There couldn't be two more generous people than Gideon (Paul Butler), a strapping retiree who now tends to his garden and raises chickens, and Suzie, a warm-hearted midwife — played with gentle appeal by Mary Alice — who acts as the family peacekeeper. She firmly believes in the old saw, "Never go to bed angry."

That's easier for her to say than for Gideon to obey. He's constantly exasperated by their younger son, Babe Brother (played by Richard Brooks). Babe, a bank clerk, and his stylish wife, Linda (Sheryl Lee Ralph), a realtor, find it convenient to dump their young son with the grandparents and slough off family chores. Junior (Carl Lumbly) and his pregnant wife (Vonetta McGee) are the responsible ones, but Junior and Babe are still locked together in sibling resentments about who was the favored son.

Babe, who always felt put down by his father, is easily seduced by Harry's ingratiating ways, and his confused attachment almost ruins his marriage. The one person who resists Harry from the beginning is Hattie, an old friend (Ethel Ayler) and a one-time swinger who has gone straight in the arms of the church. The by-play between Hattie and Harry is charged with an elusive current of attraction/repulsion. Harry is suave, but he's got a superstitious fear of being touched by a broom and he still relies on a "toby" (charm) to get him out of a jam.

His character, according to Burnett, is based on tales he heard from his Mississippi grandmother about a trickster, disguised as a friend or a charismatic buffoon "who comes to town to steal your soul and you have to trick him out of it." Marbles do the trick with Harry.

Although Glover's talent always has been obvious in such films as "Places in the Heart,""Witness" and "The Color Purple" - and his popularity dynamically demonstrated in the "Lethal Weapon" films - this is his most complex and compelling role. He also co-produced this film. All the promise the San Francisco actor showed in the Eureka Theater production of Athol Fugard's "Sizwe Banzi is Dead" is fully realized in the part of Harry. Lumbly, who was his ebullient co-star in that production, also demonstrates considerable power as the older brother.

Even the actors with minor roles as Harry's friends give their characters a spry originality, particularly Davis Roberts as timid old Okra Tate. When it looks as if Gideon will be a goner, Okra shifts into high gear. Although he'd hate to see that fate overtake his lodge brother, the possibility encourages him to propose somewhat prematurely to Gideon's prospective widow. It's a kick to watch Mary Alice send him packing.

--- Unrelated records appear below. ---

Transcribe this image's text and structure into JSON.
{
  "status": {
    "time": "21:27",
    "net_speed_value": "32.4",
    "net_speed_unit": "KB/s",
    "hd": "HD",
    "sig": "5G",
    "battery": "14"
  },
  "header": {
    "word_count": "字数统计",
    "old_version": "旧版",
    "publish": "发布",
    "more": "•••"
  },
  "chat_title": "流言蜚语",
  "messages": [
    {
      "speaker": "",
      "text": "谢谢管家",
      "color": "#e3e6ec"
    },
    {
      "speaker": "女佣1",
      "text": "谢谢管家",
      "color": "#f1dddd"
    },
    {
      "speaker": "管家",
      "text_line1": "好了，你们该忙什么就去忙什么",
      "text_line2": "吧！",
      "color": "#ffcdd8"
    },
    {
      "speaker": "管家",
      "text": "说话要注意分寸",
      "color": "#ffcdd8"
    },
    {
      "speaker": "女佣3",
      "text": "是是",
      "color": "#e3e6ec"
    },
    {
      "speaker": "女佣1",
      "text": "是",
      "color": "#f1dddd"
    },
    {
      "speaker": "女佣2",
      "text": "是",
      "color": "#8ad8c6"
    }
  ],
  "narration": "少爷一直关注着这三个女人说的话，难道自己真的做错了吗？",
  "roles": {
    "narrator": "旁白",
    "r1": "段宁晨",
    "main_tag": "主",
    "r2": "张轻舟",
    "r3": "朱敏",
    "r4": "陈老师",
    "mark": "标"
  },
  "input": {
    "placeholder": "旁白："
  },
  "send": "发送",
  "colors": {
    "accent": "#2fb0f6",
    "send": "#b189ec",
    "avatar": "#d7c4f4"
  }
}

All these relationships are handled by Burnett with assurance and style. That will come as no surprise to critics who praised his first independent low-budget film, "Killer of Sheep." It was just honored as one of 25 films selected by the National Film Registry of the Library of Congress as an outstanding work worthy of historic preservation. His abilities were further recognized when he won a prestigious MacArthur Foundation grant.

The way he brings ordinary lives into focus with so much understanding and sympathy in "To Sleep with Anger" confirms the fact that Burnett is a talent to be treasured. There is authority and maturity in every frame of this richly human comedy. It's a joy to see.